Le garçon le lâcha et s’écarta du lit. Puis il recula vers la paroi où il s’accroupit, une main sur la toile, prêt à fuir si Henry faisait un geste brusque.
   Très lentement, pour ne pas l’effrayer, Henry se leva.
   Le garçon lança des regards nerveux autour de lui.
   -Ils vont venir me chercher, dit-il.
   -Qui ?
   -Mes maîtres. Chaque fois que je tente de m’enfuir, ils me retrouvent. Puis ils me…
   Henry lut l’horreur sur son visage. Le garçon semblait revivre les châtiments subis. Pris de panique, il se mit à panteler et changea d’avis.

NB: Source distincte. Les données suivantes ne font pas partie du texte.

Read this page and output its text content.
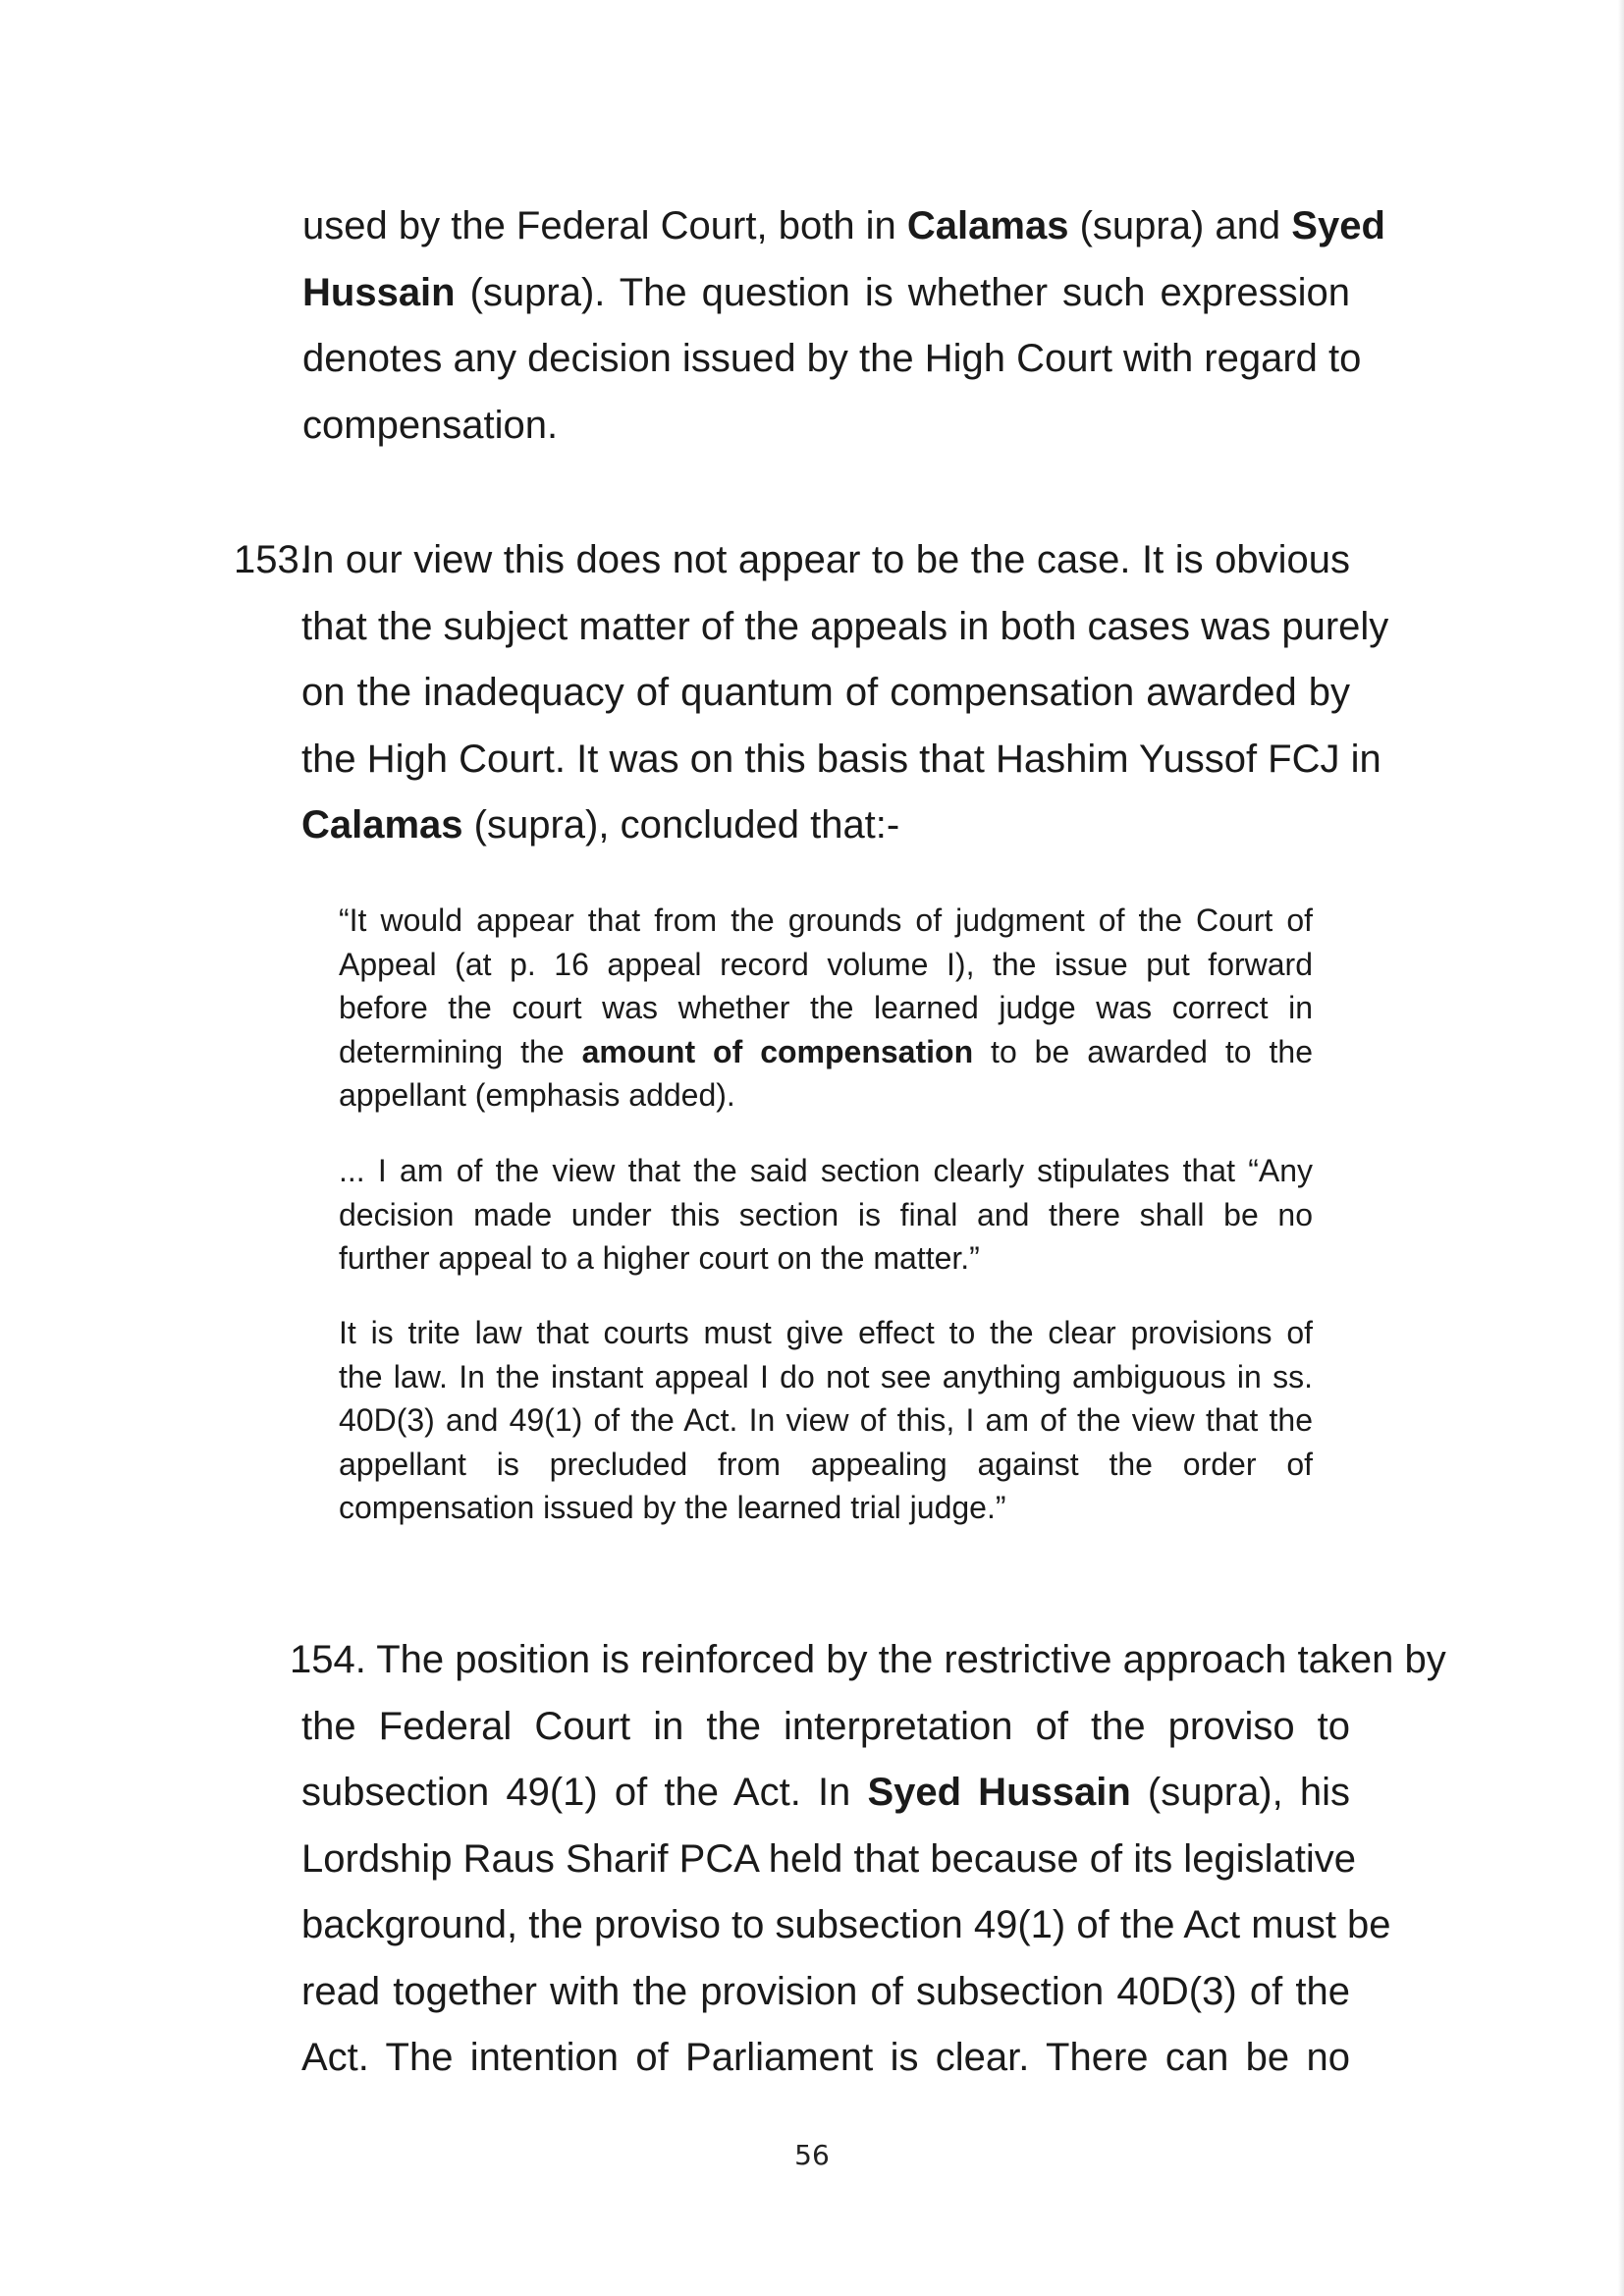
used by the Federal Court, both in Calamas (supra) and Syed
Hussain (supra). The question is whether such expression
denotes any decision issued by the High Court with regard to
compensation.
153.
In our view this does not appear to be the case. It is obvious
that the subject matter of the appeals in both cases was purely
on the inadequacy of quantum of compensation awarded by
the High Court. It was on this basis that Hashim Yussof FCJ in
Calamas (supra), concluded that:-
“It would appear that from the grounds of judgment of the Court of
Appeal (at p. 16 appeal record volume I), the issue put forward
before the court was whether the learned judge was correct in
determining the amount of compensation to be awarded to the
appellant (emphasis added).
... I am of the view that the said section clearly stipulates that “Any
decision made under this section is final and there shall be no
further appeal to a higher court on the matter.”
It is trite law that courts must give effect to the clear provisions of
the law. In the instant appeal I do not see anything ambiguous in ss.
40D(3) and 49(1) of the Act. In view of this, I am of the view that the
appellant is precluded from appealing against the order of
compensation issued by the learned trial judge.”
154. The position is reinforced by the restrictive approach taken by
the Federal Court in the interpretation of the proviso to
subsection 49(1) of the Act. In Syed Hussain (supra), his
Lordship Raus Sharif PCA held that because of its legislative
background, the proviso to subsection 49(1) of the Act must be
read together with the provision of subsection 40D(3) of the
Act. The intention of Parliament is clear. There can be no
56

   -Je dois vous tuer, annonça-t-il en se relevant. Autrement, ils me puniront encore.
   Il brandit de nouveau son cimeterre et fondit sur Henry. Celui-ci arrêta son poignet.

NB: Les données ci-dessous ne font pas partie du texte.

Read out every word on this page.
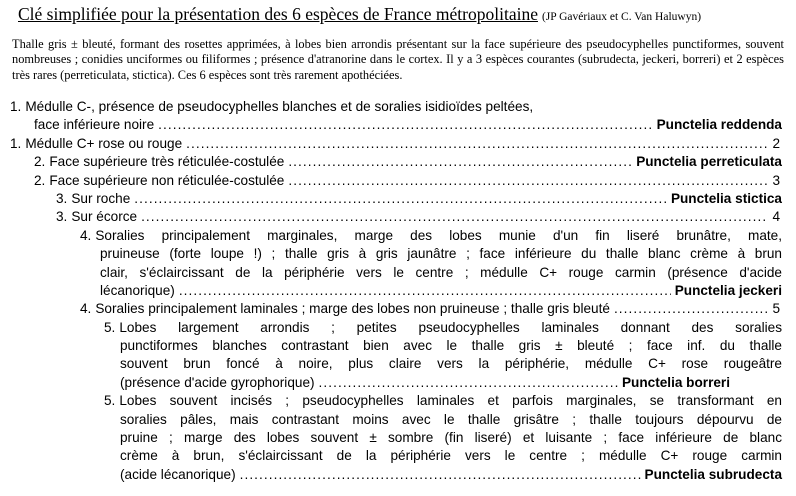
Clé simplifiée pour la présentation des 6 espèces de France métropolitaine (JP Gavériaux et C. Van Haluwyn)
Thalle gris ± bleuté, formant des rosettes apprimées, à lobes bien arrondis présentant sur la face supérieure des pseudocyphelles punctiformes, souvent nombreuses ; conidies unciformes ou filiformes ; présence d'atranorine dans le cortex. Il y a 3 espèces courantes (subrudecta, jeckeri, borreri) et 2 espèces très rares (perreticulata, stictica). Ces 6 espèces sont très rarement apothéciées.
1. Médulle C-, présence de pseudocyphelles blanches et de soralies isidioïdes peltées,
face inférieure noire . . .	Punctelia reddenda
1. Médulle C+ rose ou rouge . . .	2
2. Face supérieure très réticulée-costulée . . .	Punctelia perreticulata
2. Face supérieure non réticulée-costulée . . .	3
3. Sur roche . . .	Punctelia stictica
3. Sur écorce . . .	4
4. Soralies principalement marginales, marge des lobes munie d'un fin liseré brunâtre, mate,
pruineuse (forte loupe !) ; thalle gris à gris jaunâtre ; face inférieure du thalle blanc crème à brun
clair, s'éclaircissant de la périphérie vers le centre ; médulle C+ rouge carmin (présence d'acide
lécanorique) . . .	Punctelia jeckeri
4. Soralies principalement laminales ; marge des lobes non pruineuse ; thalle gris bleuté . . .	5
5. Lobes largement arrondis ; petites pseudocyphelles laminales donnant des soralies
punctiformes blanches contrastant bien avec le thalle gris ± bleuté ; face inf. du thalle
souvent brun foncé à noire, plus claire vers la périphérie, médulle C+ rose rougeâtre
(présence d'acide gyrophorique) . . .	Punctelia borreri
5. Lobes souvent incisés ; pseudocyphelles laminales et parfois marginales, se transformant en
soralies pâles, mais contrastant moins avec le thalle grisâtre ; thalle toujours dépourvu de
pruine ; marge des lobes souvent ± sombre (fin liseré) et luisante ; face inférieure de blanc
crème à brun, s'éclaircissant de la périphérie vers le centre ; médulle C+ rouge carmin
(acide lécanorique) . . .	Punctelia subrudecta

   -Je te protégerai, assura-t-il.
   -Personne ne peut me protéger. Je ne peux compter que sur moi-même.
   Ils luttèrent quelques instants, puis le rabat de la tente s’écarta.
   -Majesté, nous avons trouvé…
   Le garde s’interrompit en les voyant, puis appela aussitôt des renforts. Une douzaine de soldats firent irruption sous la tente et, profitant de la stupeur du garçon, Henry parvint à lui arracher son arme. L’adolescent se battit tel un lion piégé. S’il n’avait pas eu que la peau sur les os, peut-être aurait-il eu une chance. Au bout de quelques minutes, les gardes réussirent à le plaquer au sol ; ils durent néanmoins s’y mettre à cinq pour le maîtriser.
   -Relâchez-le.
   Stupéfaits, les douze hommes se tournèrent vers le roi.
   -Majesté ? demanda son capitaine.
   -Faites ce que je vous dis.
   Lorsqu’ils le libérèrent, Henry remarqua que le garçon avait eu un bras cassé pendant le combat. Il saignait du nez et avait une entaille sur le front. Pourtant, il se releva sans émettre le moindre son. Il se contentait de tenir son membre blessé en observant ses ennemis comme s’il s’attendait au pire.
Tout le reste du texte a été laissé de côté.